Dari banyak peristiwa yang merupakan riak-riak keragaman di Tanah Minahasa dan Sulawesi Utara pada umumnya, saya kira satu faktor penting yang membuatnya tidak meluas dan dapat dengan segera diatasi adalah peran dari masyarakat yang menghidupi warisan budaya yang moderat.
Ada benarnya apa yang pernah dikatakan oleh David Henley, Maria J. Schouten dan Alex J. Ulaen dalam sebuah artikel bersama mereka tahun 2007: “Selain memiliki masyarakat sipil yang kuat dan negara lokal yang relatif beradab, Sulawesi Utara diuntungkan oleh suatu struktur ekonomi yang tidak mendorong konflik”. Tulisan mereka itu tentang upaya perdamaian di Minahasa terkait kerusuhan besar di Ambon dan Palu, dua daerah yang mengapit Sulawesi Utara.
Interpretasi Nilai Budaya Minahasa
Kalau kita coba interpretasi lebih jauh, warisan nilai-nilai budaya Minahasa yang cukup mendominasi daerah ini adalah yang telah memberi kontribusi penting bagi penciptaan masyarakat sipil yang kuat, negara lokal yang relatif beradab, struktur ekonomi yang tidak mendorong konflik.”
Tentu yang dimaksud di sini adalah warisan budaya yang telah bertranformasi menjadi sikap hidup secara sosial yang terbuka, dominan dengan keramahtamahan, politik yang relatif egaliter, dan ekonomi yang lumayan stabil.

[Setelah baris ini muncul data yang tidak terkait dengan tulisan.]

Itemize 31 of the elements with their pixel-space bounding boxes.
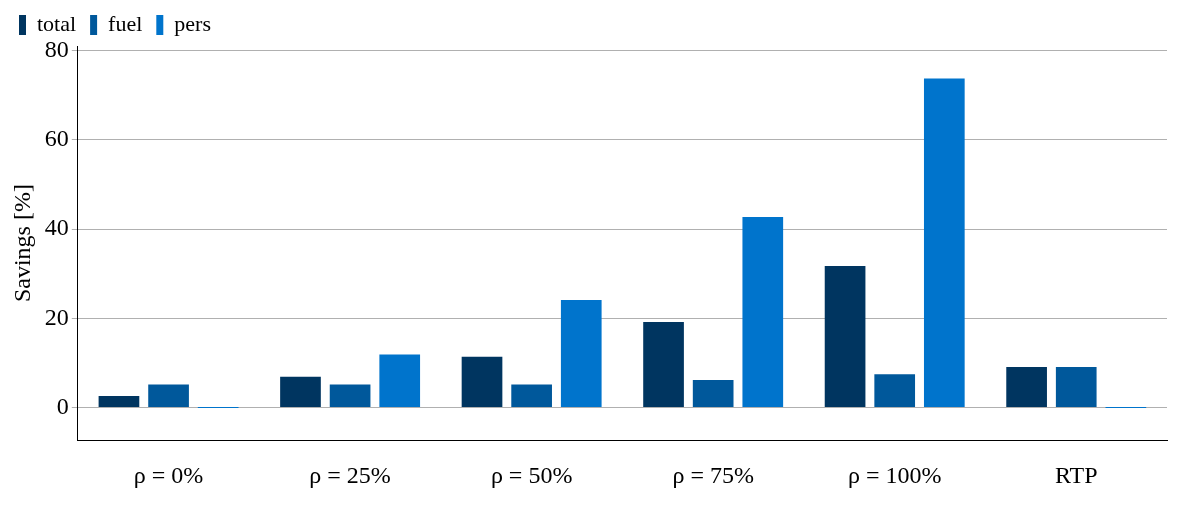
bar — [329, 384, 371, 408]
bar — [692, 379, 734, 408]
bar — [98, 396, 140, 408]
legend-label: fuel — [108, 10, 143, 36]
bar — [280, 376, 321, 408]
bar — [1055, 366, 1097, 408]
x-tick-label: ρ = 75% — [672, 461, 754, 488]
bar — [148, 384, 189, 408]
bar — [1006, 366, 1047, 408]
bar — [643, 321, 684, 408]
bar — [923, 78, 965, 408]
bar — [560, 300, 602, 408]
y-tick-label: 80 — [44, 35, 69, 62]
y-tick-label: 20 — [44, 303, 69, 330]
bar — [874, 374, 916, 408]
bar — [742, 216, 784, 408]
x-tick-label: ρ = 25% — [309, 461, 391, 488]
y-tick-label: 40 — [44, 214, 69, 241]
x-tick-label: ρ = 100% — [847, 461, 942, 488]
y-axis-title: Savings [%] — [8, 184, 35, 303]
bar — [461, 356, 503, 408]
y-tick-label: 0 — [56, 392, 69, 419]
y-tick-label: 60 — [44, 125, 69, 152]
legend-label: pers — [174, 10, 211, 36]
x-tick-label: RTP — [1054, 461, 1098, 488]
bar — [511, 384, 552, 408]
x-tick-label: ρ = 50% — [490, 461, 573, 488]
bar — [379, 354, 421, 408]
legend-label: total — [37, 10, 77, 36]
bar — [824, 266, 866, 408]
x-tick-label: ρ = 0% — [133, 461, 204, 488]
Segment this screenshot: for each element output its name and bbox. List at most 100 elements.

Jadi, keragaman di Tanah Minahasa itu adalah suatu keadaan relasi sosial yang dinamis tapi selalu berusaha dikelola secara konstruktif. Demikian pula dengan konsekuensi-konsekuensi yang muncul darinya. Dinamika itulah yang disebut kehidupan “ribut-rukun”, ibarat kehidupan berumah tangga. Konflik atau ketegangan tidak untuk ditiadakan, tapi mesti selalu dikelola.
Iya, karena sepertinya orang-orang Minahasa selalu berusaha menjadikan Tanah Minahasa ini sebagai “rumah bersama” bagi semua orang yang ingin hidupnya lestari dari tanah ini. Kecuali bagi mereka yang tidak mau berumah di sini, maka prasangka dan kebencian akan selalu berusaha dipelihara hidup di kepala dan cara bersikapnya. Dan, itu adalah sebuah kemunafikan dalam berelasi!